Perdonad, ni una palabra más.
Vamos a darle gracias al Señor y a pedirle que algo de esto lo haga realidad, más y más realidad en nuestra vida.
Me siento tan en familia que no me importa haberme alargado. Estoy encantado de que podamos hablar de esto.
Antes de la Bendición final:
Antes de terminar con la bendición sólo dos pequeñísimas observaciones:
En primer lugar un recuerdo para nuestros hermanos y nuestras hermanas de la vida contemplativa, que celebran también hoy el día de la Vida Consagrada con nosotros, pero que no están aquí físicamente, aunque unidos probablemente más que nadie por los lazos de la comunión del Cuerpo de Cristo.
Y en segundo lugar, a lo mejor es una locura, y si es una locura no le hagáis ningún caso a lo que voy a decir ahora.

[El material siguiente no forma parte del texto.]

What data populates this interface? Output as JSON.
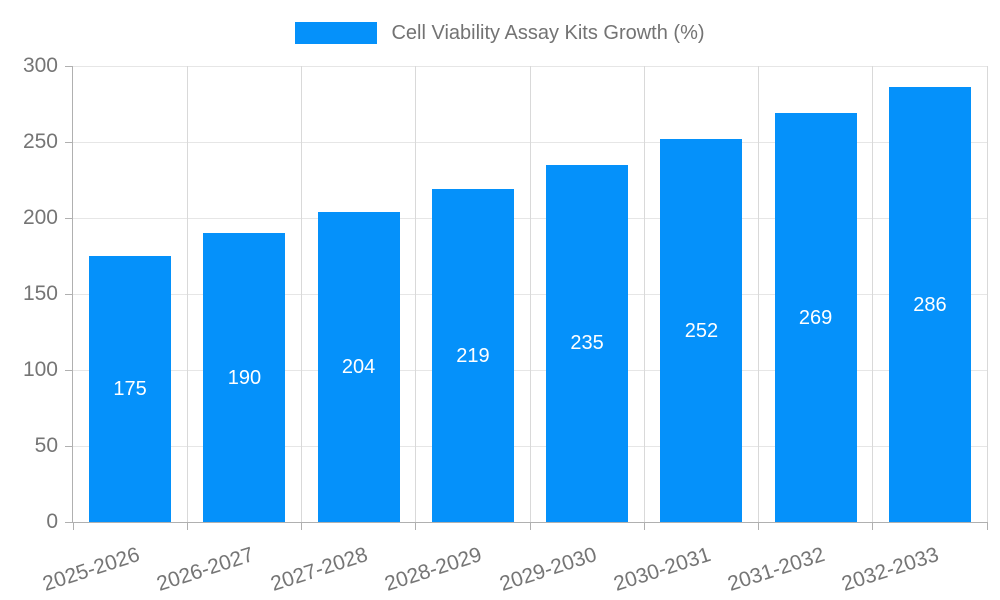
{
  "chart_data": {
    "type": "bar",
    "title": "",
    "xlabel": "",
    "ylabel": "",
    "legend": {
      "position": "top-center",
      "label": "Cell Viability Assay Kits Growth (%)"
    },
    "categories": [
      "2025-2026",
      "2026-2027",
      "2027-2028",
      "2028-2029",
      "2029-2030",
      "2030-2031",
      "2031-2032",
      "2032-2033"
    ],
    "values": [
      175,
      190,
      204,
      219,
      235,
      252,
      269,
      286
    ],
    "value_labels": [
      "175",
      "190",
      "204",
      "219",
      "235",
      "252",
      "269",
      "286"
    ],
    "ylim": [
      0,
      300
    ],
    "ytick_interval": 50,
    "yticks": [
      0,
      50,
      100,
      150,
      200,
      250,
      300
    ],
    "grid": true,
    "colors": {
      "bar": "#0591fa",
      "value_label": "#ffffff",
      "axis_text": "#757575",
      "legend_text": "#737373",
      "grid_horizontal": "#e6e6e6",
      "grid_vertical": "#d9d9d9",
      "axis_line": "#b0b0b0",
      "background": "#ffffff"
    }
  }
}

Pero pensando después en que hoy es la fiesta de todos vosotros, y que seguro que en cada realidad tenéis amigos más cercanos, o personas que participan un poquito más de vuestro carisma, o incluso personas que están en el camino vocacional, si para el año que viene (por aquello que hablábamos de la comunión, o de la metástasis, o como queráis llamarlo), en vez de celebrar nosotros solos, si a alguno se le ocurre decir: “voy a invitar a mis amigos para que vengan para que den gracias”, para que la Iglesia, el pueblo cristiano, sea más consciente de que sois un motivo de acción de gracias, de que hay una belleza muy grande en vuestra vida, y alguno se puede ilusionar: con una vocación que saliera al año de una Eucaristía así, bueno… me entendéis, ¿no?
Si queréis, es una forma de que seglares que están relativamente cerca puedan vivir un poco más la gratitud por lo que significáis: no por el colegio que tenéis, ni por la obra preciosa que hacéis con enfermos, o con marginados, sino porque vuestras vidas son de Cristo y eso es un regalo para todo el pueblo cristiano. Quizá se puede hacer la convocatoria más grande, también desde el Obispado de la Diócesis, pero vosotros la podéis hacer a personas muy concretas pensándolo con tiempo. A lo mejor es una tontería, pero a lo mejor no. Lo pensáis. Os doy la bendición.